Our heroes being the legal team here. Writer David Hare makes the choice to put the legal team as our protagonists and use Lipstadt as an audience surrogate, someone forced into the role of passivity for what the film asserts is her own good. It’s always odd to critique things that may be a part of history, but there’s a strangeness to the way the film handles Lipstadt. For much of Denial, I wasn’t entirely sure the film admired her. The movie respects her tenacity, but seemed to constantly position her as her own worst enemy against the greater good. Again, Lipstadt’s emotional nature seems to be sharply put into relief against the methodical way that Julius and Rampton handle her case, and her winning is choosing to sit down and shut up.

Which, fine, but I can’t help but think there was a more graceful way to make a movie about a woman learning the best thing for her to do is to sit down and be quiet and let the men talk. I understand the thematic work being done, but it’s one of a few story decisions that seem to give pause, as if Denial is a film that needs another pass on the script.

Now fortunately for that unfortunate optic, Rachel Weisz is more than up to the task of giving Lipstadt the resemblance of agency. She plays her with a fierceness and a consummate sense of righteousness. It’s an admirable performance that I wish had been in service of a clearer vision for the character, or even a vision that was taking more active charge.

It’s similar with Timothy Spall’s Irving. Spall is a phenomenal presence, the sort of professional British character actor I could watch do his thing any day at any time. His Irving gets plenty of moments to be despicable in a human way. I have a sneaking suspicion his petulant pout may have been most of the reason that he was hired for the role, he plays Irving as a child that feels he was never sufficiently spoiled. But for much of the film, Irving simply states the horrible things he said and then goes off. There’s an action missing to him.

Which is the film’s core problem. This is a very important and urgent story, smartly told (largely). It’s got strong actors working their ass off. But director Mick Jackson never translates that urgency to the camera’s eye. It’s essentially a TV movie. A TV movie made by people who know what they’re doing, sure. An HBO TV movie. But a TV movie nonetheless, and one that seems to have trouble dramatizing the legal proceedings that make up the majority of its runtime. One that also seems to make the decision to cut to a few recurring motifs that don’t really do anything thematically, most notably repeated sequences of Lipstadt jogging that still confuse me as to their relevance. The cutaways are particularly annoying in a film that seems so unable to muster up the energy to make its important things hit hard.

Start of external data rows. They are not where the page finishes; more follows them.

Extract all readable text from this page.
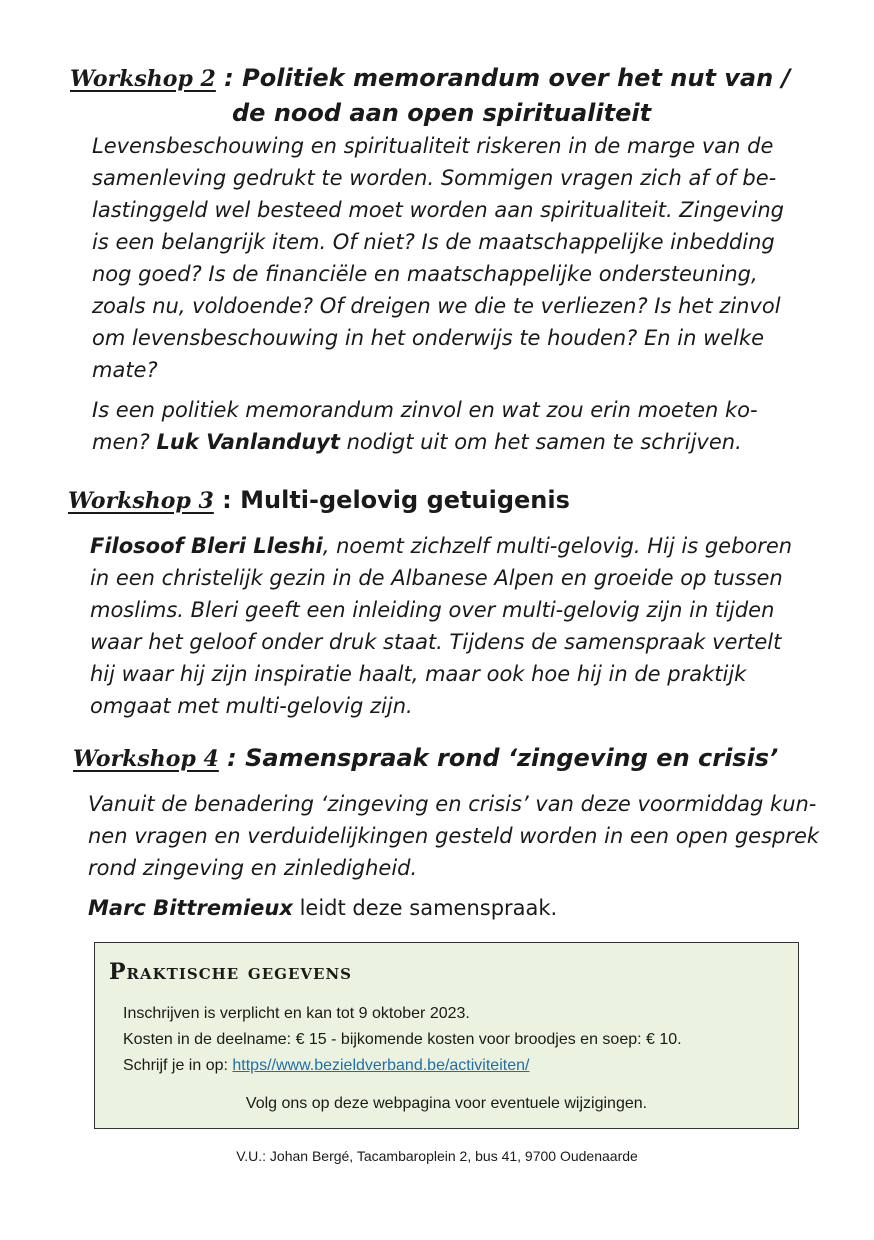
Workshop 2 : Politiek memorandum over het nut van /
de nood aan open spiritualiteit
Levensbeschouwing en spiritualiteit riskeren in de marge van de
samenleving gedrukt te worden. Sommigen vragen zich af of be-
lastinggeld wel besteed moet worden aan spiritualiteit. Zingeving
is een belangrijk item. Of niet? Is de maatschappelijke inbedding
nog goed? Is de financiële en maatschappelijke ondersteuning,
zoals nu, voldoende? Of dreigen we die te verliezen? Is het zinvol
om levensbeschouwing in het onderwijs te houden? En in welke
mate?
Is een politiek memorandum zinvol en wat zou erin moeten ko-
men? Luk Vanlanduyt nodigt uit om het samen te schrijven.
Workshop 3 : Multi-gelovig getuigenis
Filosoof Bleri Lleshi, noemt zichzelf multi-gelovig. Hij is geboren
in een christelijk gezin in de Albanese Alpen en groeide op tussen
moslims. Bleri geeft een inleiding over multi-gelovig zijn in tijden
waar het geloof onder druk staat. Tijdens de samenspraak vertelt
hij waar hij zijn inspiratie haalt, maar ook hoe hij in de praktijk
omgaat met multi-gelovig zijn.
Workshop 4 : Samenspraak rond ‘zingeving en crisis’
Vanuit de benadering ‘zingeving en crisis’ van deze voormiddag kun-
nen vragen en verduidelijkingen gesteld worden in een open gesprek
rond zingeving en zinledigheid.
Marc Bittremieux leidt deze samenspraak.
Praktische gegevens
Inschrijven is verplicht en kan tot 9 oktober 2023.
Kosten in de deelname: € 15 - bijkomende kosten voor broodjes en soep: € 10.
Schrijf je in op: https//www.bezieldverband.be/activiteiten/
Volg ons op deze webpagina voor eventuele wijzigingen.
V.U.: Johan Bergé, Tacambaroplein 2, bus 41, 9700 Oudenaarde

There are some grace notes. The sequence where they investigate Auschwitz (Denial was the first non-documentary work that was able to film at the actual camp) is haunting and beautiful, the kind of quiet grace the rest of the film might have done well to utilize. A first hearing between Irving and the legal team is the kind of wit and cleverness that the film could have better displayed in its court proceedings.

It’s a smart film and an important one. But I do earnestly wish there was something more exciting to it. A punch, a power, a grace that just doesn’t end up ultimately being there. It’s smart and respectable and you feel like a smart and respectable type for seeing it. But the passion isn’t really there, and that’s what a story like this needs right now. Passion.

On the other hand, at least it’s the first biopic I’ve seen in months to not include the people actually involved at the end, so kudos for that.